This is a textbook about data mining and its application to the Web. The first part of the book covers core data mining and machine learning concepts. These include associative rules that discover correlations among data items and sequential patterns, where ordering also matters. Along with the models, Liu describes key algorithms such as apriori, generalized sequential pattern (GSP), and their variations.
The book then discusses supervised learning, where the algorithms use a set of training data to derive a classification function that is then applied. This is followed by unsupervised learning algorithms that attempt to cluster data into similar subsets without prior training, and partially supervised learning algorithms, where a small training sample is combined with a large set of input data.
The second part of the book relates these data mining concepts to Web mining--beginning with search; the author covers concepts such as relevance ranking, relevance feedback, preprocessing of Web pages, inverted indexes, compression, and meta-search engines. The subject of search is followed by a discussion of link analysis that uses hyperlinks for page evaluation and ranking. Some of the concepts covered include prestige, citation analysis, Google’s PageRank algorithm, and the hypertext induced topic search (HITS) algorithm.
The book then describes issues around Web crawlers. Topics covered include parsing, link extraction, coverage, freshness, and different types of crawlers. The book concludes with chapters on extracting structured information, information integration, and opinion and usage mining.
Liu succeeds in helping readers appreciate the key role that data mining and machine learning play in Web applications. Most readers are familiar with search, but this book really highlights the broad role that machine learning plays when applied to such fields as data extraction and opinion mining. This is important, as it gives people a better idea of what is possible, and points to related areas where these concepts can be further applied. It also motivates the student by adding immediacy and relevance to the concepts and algorithms described.

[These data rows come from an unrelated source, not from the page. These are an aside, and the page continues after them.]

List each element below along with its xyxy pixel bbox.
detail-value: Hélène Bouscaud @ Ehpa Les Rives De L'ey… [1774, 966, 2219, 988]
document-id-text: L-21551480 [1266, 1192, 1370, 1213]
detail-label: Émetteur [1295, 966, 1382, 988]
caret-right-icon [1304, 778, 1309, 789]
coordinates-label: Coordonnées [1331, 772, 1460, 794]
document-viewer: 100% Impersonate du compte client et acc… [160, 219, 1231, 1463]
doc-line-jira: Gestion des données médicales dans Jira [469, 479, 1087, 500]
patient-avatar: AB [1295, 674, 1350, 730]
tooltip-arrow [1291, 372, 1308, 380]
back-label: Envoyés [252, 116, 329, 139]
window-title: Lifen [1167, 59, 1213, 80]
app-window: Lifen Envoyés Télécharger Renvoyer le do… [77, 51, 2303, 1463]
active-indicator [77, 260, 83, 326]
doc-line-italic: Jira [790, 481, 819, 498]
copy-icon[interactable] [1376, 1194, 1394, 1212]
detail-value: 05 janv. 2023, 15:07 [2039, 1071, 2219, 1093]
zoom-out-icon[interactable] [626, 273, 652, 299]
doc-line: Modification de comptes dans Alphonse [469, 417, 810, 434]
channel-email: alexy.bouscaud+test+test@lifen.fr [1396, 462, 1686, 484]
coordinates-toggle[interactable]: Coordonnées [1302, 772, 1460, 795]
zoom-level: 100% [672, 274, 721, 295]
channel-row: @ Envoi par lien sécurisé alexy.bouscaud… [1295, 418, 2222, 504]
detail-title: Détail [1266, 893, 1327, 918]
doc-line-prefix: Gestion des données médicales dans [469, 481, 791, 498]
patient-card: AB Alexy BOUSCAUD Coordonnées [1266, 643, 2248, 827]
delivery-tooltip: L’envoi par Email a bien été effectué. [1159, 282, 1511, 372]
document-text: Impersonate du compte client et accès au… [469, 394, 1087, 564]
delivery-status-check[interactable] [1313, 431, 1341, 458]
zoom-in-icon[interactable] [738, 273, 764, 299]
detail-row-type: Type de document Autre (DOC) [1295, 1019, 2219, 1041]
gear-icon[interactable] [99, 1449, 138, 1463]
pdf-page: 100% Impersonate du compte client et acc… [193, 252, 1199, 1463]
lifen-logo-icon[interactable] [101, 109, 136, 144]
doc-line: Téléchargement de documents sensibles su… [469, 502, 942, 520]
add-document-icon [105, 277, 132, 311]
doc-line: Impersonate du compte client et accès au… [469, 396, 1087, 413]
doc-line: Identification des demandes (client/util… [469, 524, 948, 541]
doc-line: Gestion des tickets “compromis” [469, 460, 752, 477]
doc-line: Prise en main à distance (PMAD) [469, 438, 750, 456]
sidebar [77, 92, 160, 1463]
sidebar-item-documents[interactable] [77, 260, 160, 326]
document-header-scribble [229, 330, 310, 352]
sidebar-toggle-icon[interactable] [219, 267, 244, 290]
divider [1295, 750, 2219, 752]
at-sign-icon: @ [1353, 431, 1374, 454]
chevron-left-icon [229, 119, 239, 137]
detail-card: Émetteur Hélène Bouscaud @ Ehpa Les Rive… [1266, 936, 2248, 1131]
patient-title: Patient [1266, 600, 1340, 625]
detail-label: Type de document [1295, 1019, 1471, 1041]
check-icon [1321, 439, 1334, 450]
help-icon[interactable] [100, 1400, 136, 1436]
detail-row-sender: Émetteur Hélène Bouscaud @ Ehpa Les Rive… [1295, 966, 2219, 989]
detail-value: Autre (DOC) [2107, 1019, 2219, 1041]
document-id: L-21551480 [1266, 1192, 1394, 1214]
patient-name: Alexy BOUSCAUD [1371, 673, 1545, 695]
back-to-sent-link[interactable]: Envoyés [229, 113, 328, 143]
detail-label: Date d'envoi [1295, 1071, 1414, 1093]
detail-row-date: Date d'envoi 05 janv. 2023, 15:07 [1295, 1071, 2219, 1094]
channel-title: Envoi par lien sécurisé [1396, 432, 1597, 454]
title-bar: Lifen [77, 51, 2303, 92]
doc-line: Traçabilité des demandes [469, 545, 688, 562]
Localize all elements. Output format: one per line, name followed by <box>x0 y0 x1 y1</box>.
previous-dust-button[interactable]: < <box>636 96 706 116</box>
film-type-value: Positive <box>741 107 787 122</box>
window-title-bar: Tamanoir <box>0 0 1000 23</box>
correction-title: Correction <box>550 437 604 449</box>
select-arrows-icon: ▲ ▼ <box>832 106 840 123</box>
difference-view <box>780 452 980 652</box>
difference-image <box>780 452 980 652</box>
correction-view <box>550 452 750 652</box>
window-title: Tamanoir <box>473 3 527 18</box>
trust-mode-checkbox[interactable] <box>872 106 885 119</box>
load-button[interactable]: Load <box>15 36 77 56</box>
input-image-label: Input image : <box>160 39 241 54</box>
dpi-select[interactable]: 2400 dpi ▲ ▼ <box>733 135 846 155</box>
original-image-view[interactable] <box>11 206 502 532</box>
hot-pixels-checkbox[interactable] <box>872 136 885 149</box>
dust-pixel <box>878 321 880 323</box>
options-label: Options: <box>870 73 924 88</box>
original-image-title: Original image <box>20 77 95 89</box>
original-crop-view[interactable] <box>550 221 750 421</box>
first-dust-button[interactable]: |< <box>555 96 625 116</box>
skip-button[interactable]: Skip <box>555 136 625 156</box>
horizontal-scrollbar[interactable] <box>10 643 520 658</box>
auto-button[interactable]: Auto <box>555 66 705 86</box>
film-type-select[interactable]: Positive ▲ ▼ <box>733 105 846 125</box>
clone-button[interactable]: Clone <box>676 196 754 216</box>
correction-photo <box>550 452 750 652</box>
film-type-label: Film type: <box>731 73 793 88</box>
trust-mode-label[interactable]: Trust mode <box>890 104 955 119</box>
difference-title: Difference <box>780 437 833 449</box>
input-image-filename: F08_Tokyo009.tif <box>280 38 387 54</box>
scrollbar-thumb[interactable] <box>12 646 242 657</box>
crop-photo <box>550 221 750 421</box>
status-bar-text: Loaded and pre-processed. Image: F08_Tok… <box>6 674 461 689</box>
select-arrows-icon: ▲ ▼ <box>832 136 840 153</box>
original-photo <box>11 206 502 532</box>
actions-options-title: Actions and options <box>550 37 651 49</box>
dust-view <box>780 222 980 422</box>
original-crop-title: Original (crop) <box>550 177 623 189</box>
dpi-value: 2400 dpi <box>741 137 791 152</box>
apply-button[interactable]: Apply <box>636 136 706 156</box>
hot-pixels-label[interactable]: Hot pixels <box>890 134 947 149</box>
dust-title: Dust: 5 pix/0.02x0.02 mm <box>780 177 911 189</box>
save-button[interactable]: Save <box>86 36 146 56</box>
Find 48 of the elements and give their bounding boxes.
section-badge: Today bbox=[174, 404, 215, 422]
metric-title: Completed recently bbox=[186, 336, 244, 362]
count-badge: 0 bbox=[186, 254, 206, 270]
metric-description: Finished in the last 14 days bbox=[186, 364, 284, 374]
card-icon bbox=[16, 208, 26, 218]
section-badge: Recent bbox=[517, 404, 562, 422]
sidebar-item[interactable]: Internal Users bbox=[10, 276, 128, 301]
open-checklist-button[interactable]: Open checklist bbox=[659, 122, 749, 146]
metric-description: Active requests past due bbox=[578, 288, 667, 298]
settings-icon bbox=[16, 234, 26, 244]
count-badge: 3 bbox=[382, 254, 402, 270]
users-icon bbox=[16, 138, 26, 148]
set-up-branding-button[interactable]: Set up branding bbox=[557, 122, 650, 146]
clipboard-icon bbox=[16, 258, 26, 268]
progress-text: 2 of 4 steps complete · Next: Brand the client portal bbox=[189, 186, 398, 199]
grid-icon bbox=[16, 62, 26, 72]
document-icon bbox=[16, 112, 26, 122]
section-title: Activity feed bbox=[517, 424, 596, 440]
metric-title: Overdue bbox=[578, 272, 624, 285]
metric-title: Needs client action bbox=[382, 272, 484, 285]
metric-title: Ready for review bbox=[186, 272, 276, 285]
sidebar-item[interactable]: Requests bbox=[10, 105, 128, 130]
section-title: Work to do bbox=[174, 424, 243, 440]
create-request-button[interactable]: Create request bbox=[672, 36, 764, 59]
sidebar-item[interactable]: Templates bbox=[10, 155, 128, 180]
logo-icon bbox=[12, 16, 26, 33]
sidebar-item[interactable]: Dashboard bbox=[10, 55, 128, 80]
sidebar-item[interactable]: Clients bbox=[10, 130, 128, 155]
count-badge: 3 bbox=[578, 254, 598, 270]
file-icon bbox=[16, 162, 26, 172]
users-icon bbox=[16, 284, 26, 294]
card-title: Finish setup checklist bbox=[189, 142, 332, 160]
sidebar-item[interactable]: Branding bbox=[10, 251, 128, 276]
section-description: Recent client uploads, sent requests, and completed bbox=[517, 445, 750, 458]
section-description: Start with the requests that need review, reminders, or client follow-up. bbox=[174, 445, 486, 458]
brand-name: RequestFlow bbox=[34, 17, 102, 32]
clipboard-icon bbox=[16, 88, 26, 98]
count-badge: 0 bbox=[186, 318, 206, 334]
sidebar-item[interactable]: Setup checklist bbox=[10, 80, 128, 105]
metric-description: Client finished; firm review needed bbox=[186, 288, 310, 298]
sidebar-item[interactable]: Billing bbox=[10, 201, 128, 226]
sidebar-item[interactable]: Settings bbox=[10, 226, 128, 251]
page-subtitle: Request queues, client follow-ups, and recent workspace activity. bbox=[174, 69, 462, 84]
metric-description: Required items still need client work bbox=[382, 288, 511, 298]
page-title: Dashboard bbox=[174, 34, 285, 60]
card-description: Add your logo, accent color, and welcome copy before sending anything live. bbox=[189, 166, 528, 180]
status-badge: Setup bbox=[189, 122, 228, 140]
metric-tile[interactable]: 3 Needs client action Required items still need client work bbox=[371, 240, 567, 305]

I like the way the concepts are introduced in a stepwise manner. For example, the author starts with the apriori algorithm, and then describes issues that motivate various refinements. The chapters also include many examples that point intuitively to what the algorithms are modeling. I also appreciated the bibliographical notes at the end of each chapter. They give more context to how and when these algorithms were developed, which helps one appreciate the dynamism of the field.